The slope in a linear equation is a crucial element that expresses the steepness or incline of a line. When we talk about the slope, represented by the letter \(m\), we are discussing how much the line rises or falls as it moves from left to right on a graph. It is detailed using the slope formula: \(m = \frac{\Delta y}{\Delta x}\). Here, \(\Delta y\) represents the change in the \(y\)-values, and \(\Delta x\) represents the change in the \(x\)-values.
In the context of the given equation \(y = -6x\), the slope \(m\) is \(-6\). This negative value indicates that the line slopes downward as it moves from the left to the right. For each unit increase in \(x\), the value of \(y\) decreases by 6 units. This tells us about the direction and the steepness of the line:

• A negative slope means the line goes down as it moves to the right.
• A larger absolute value of the slope (like \(-6\) versus \(-2\)) means a steeper line.

Understanding the slope helps in predicting how changes in one variable can affect the other in a linear relationship.

The \(y\)-intercept \(b\) of a linear equation in slope-intercept form \(y = mx + b\) is the point where the line crosses the \(y\)-axis. This occurs when \(x = 0\), making the intercept essentially \(b\) in the equation.
In our specific equation, \(y = -6x\), the \(y\)-intercept \(b\) is \(0\). Therefore, the line crosses the \(y\)-axis at the origin, which is marked as the point \((0, 0)\) on a graph. This particular position suggests that at the start, when there is no change in \(x\), our value for \(y\) is 0.
Knowing the \(y\)-intercept allows us to graph a line quickly and understand its initial point on the coordinate plane:

• The \(y\)-intercept is where the line begins, offering a starting point for graphing.
• An intercept of 0 implies the line goes directly through the origin as seen in this case.

Grasping the concept of \(y\)-intercept provides insight into how a line behaves on the graph.

Linear equations form the foundation for graphing lines and understanding relationships between variables in algebra. They are typically written in the slope-intercept form: \(y = mx + b\). This structure makes it easier to analyze and sketch lines on a coordinate plane by readily identifying the slope and \(y\)-intercept.
The equation \(y = -6x\) is a perfect example of a linear equation. It demonstrates a direct relationship between \(x\) and \(y\), wherein the value of \(y\) changes continuously as \(x\) changes. Here, the linearity implies:

• The graph of the equation is a straight line.
• Both the slope and intercept provide essential information for plotting the line.

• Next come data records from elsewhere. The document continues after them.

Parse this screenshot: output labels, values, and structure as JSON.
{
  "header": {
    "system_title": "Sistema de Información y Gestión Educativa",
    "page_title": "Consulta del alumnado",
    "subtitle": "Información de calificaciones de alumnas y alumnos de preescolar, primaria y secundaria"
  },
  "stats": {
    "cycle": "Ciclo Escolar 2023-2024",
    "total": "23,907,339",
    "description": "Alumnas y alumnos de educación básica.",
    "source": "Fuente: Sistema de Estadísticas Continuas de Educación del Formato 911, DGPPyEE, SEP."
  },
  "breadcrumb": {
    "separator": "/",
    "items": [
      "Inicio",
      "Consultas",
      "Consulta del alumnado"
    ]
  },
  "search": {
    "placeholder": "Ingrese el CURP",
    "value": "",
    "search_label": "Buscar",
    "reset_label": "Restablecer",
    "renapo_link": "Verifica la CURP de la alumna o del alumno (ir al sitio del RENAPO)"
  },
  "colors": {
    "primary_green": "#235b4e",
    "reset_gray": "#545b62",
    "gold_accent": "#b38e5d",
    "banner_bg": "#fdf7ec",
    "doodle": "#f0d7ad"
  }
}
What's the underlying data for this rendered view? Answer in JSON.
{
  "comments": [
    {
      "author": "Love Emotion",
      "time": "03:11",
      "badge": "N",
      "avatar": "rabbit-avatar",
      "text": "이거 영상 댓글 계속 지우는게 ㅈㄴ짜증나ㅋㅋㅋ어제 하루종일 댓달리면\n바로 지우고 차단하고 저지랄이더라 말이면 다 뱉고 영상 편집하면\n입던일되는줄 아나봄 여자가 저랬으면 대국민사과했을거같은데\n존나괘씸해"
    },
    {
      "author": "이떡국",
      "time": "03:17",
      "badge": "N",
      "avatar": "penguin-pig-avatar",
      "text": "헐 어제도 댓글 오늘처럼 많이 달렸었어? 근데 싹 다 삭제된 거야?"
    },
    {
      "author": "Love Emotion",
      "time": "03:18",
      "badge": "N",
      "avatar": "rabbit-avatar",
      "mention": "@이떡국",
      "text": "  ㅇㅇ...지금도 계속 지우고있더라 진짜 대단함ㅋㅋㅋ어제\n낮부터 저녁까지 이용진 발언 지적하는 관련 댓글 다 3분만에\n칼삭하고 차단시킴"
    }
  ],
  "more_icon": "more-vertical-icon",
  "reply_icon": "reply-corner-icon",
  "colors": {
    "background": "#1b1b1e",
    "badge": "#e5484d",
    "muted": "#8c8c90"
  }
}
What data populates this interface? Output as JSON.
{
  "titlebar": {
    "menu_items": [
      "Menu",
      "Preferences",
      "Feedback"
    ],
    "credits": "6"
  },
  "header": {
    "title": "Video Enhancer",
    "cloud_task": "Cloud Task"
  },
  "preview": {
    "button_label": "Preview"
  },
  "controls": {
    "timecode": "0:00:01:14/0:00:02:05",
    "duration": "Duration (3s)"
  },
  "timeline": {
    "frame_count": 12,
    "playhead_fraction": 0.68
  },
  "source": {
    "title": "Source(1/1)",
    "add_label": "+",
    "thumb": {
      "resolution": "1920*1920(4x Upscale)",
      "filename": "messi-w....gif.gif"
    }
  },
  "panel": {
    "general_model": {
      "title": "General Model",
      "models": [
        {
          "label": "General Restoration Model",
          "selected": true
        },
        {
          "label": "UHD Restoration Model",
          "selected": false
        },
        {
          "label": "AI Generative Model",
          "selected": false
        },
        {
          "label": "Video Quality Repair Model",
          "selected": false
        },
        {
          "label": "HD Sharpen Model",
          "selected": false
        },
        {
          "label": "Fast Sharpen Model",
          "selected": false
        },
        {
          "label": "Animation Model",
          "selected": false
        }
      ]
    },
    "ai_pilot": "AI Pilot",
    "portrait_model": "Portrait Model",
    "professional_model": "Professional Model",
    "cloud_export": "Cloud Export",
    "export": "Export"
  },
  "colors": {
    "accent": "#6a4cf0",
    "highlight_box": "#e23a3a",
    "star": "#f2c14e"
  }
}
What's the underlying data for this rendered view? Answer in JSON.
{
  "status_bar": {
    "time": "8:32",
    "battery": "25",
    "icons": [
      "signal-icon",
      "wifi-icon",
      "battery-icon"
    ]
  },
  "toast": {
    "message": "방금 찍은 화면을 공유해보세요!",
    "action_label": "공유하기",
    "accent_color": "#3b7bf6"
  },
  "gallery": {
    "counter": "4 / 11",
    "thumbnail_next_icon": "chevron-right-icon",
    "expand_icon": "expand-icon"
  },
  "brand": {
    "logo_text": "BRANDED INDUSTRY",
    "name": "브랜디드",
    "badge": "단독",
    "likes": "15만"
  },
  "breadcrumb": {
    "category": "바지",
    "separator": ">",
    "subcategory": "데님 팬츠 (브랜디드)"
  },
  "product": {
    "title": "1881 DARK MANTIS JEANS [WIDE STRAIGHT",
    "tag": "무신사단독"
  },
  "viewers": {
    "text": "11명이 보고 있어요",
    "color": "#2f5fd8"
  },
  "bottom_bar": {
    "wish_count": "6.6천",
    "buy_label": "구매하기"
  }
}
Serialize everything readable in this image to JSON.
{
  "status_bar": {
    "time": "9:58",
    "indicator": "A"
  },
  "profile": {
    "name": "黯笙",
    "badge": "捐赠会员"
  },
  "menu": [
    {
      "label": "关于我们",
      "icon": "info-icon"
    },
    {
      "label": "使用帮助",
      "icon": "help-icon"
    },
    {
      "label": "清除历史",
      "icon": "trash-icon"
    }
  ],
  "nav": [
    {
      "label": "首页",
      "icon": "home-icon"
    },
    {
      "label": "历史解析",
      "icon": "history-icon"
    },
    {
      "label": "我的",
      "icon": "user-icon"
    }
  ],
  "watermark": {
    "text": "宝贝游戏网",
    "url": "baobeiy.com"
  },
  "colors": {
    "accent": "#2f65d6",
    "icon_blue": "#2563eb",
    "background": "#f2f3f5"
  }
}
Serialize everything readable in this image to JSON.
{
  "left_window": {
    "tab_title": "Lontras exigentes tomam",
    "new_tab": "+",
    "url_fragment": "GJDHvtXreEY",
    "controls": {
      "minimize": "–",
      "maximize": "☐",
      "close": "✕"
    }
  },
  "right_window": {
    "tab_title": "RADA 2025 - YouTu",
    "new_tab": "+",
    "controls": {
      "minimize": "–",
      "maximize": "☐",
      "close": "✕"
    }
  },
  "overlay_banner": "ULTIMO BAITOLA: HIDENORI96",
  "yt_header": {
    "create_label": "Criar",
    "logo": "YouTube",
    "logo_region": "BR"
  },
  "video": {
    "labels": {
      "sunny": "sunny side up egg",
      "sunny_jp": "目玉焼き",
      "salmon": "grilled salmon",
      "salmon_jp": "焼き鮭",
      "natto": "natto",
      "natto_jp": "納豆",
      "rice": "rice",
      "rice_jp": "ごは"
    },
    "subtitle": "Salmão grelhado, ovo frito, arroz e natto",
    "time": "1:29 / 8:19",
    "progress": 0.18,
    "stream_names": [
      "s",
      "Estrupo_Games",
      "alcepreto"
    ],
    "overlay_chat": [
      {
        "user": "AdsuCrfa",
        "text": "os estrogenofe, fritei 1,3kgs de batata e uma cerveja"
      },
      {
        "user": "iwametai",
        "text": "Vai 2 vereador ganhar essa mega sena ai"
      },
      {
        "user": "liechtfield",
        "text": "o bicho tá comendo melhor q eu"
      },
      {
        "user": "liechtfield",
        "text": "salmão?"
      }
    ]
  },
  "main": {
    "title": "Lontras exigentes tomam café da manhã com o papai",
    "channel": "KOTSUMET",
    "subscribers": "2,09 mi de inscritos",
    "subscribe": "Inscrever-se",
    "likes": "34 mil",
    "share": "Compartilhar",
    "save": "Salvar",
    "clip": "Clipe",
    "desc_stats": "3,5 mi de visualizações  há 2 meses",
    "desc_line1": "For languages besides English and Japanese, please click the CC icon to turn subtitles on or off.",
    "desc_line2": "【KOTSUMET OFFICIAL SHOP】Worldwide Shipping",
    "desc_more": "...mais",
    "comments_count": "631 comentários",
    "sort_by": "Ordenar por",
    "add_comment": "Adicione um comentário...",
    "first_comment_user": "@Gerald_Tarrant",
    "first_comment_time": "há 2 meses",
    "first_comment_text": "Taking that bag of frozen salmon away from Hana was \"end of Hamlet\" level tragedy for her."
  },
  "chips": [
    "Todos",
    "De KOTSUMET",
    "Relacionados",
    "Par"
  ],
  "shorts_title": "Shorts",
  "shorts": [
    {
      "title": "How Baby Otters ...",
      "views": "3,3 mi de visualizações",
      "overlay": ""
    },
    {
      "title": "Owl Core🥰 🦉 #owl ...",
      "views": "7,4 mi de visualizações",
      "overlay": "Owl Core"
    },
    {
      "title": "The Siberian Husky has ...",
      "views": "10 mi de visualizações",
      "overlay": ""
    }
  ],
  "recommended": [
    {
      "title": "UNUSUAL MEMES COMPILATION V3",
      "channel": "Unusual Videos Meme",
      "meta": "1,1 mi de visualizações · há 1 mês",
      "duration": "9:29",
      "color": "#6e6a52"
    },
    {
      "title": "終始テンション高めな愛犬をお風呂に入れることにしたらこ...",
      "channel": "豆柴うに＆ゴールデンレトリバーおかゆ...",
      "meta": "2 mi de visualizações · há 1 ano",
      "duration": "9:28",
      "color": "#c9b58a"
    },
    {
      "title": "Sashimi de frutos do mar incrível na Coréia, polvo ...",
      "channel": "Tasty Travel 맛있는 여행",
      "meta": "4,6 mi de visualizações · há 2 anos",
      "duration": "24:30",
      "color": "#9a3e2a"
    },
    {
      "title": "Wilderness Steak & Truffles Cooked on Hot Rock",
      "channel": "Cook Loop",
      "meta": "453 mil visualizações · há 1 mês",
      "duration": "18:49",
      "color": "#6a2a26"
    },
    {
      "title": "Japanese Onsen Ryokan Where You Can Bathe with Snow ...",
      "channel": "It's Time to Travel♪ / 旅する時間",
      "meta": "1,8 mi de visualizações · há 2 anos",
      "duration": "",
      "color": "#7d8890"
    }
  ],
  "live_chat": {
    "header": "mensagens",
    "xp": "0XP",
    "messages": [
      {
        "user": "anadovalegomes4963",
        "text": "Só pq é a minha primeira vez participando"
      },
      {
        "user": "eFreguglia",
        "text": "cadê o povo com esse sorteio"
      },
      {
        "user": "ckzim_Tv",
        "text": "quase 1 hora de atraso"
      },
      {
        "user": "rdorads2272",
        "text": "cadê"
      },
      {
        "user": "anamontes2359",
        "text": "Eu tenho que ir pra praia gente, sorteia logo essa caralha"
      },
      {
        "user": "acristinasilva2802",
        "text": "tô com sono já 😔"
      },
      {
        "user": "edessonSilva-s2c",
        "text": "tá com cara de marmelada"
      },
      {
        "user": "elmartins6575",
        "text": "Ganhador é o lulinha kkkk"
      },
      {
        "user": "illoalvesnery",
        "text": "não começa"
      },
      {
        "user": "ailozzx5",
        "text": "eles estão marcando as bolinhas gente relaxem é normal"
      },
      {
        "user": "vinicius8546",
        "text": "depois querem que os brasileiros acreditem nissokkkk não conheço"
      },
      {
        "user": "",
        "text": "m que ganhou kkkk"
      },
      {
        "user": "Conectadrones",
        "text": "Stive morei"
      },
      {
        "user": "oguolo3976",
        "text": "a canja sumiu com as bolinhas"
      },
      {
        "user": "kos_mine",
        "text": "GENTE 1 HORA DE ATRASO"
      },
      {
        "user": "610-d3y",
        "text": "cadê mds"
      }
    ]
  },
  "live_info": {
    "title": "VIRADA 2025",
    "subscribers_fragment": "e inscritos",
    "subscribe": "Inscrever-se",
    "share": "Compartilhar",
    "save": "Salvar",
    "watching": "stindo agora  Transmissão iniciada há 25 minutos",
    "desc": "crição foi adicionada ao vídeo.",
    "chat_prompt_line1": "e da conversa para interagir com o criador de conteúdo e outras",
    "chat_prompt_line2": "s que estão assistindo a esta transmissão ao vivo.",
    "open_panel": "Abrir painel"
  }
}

Linear equations help in drawing connections between variables and understanding how adjustments in one can impact the other.
For instance, alterations in the slope can change the line's angle, while shifts in the \(y\)-intercept can move the line up or down on the graph. Comprehending these equations aids in decoding the structural relationships within data and scenarios expressed mathematically.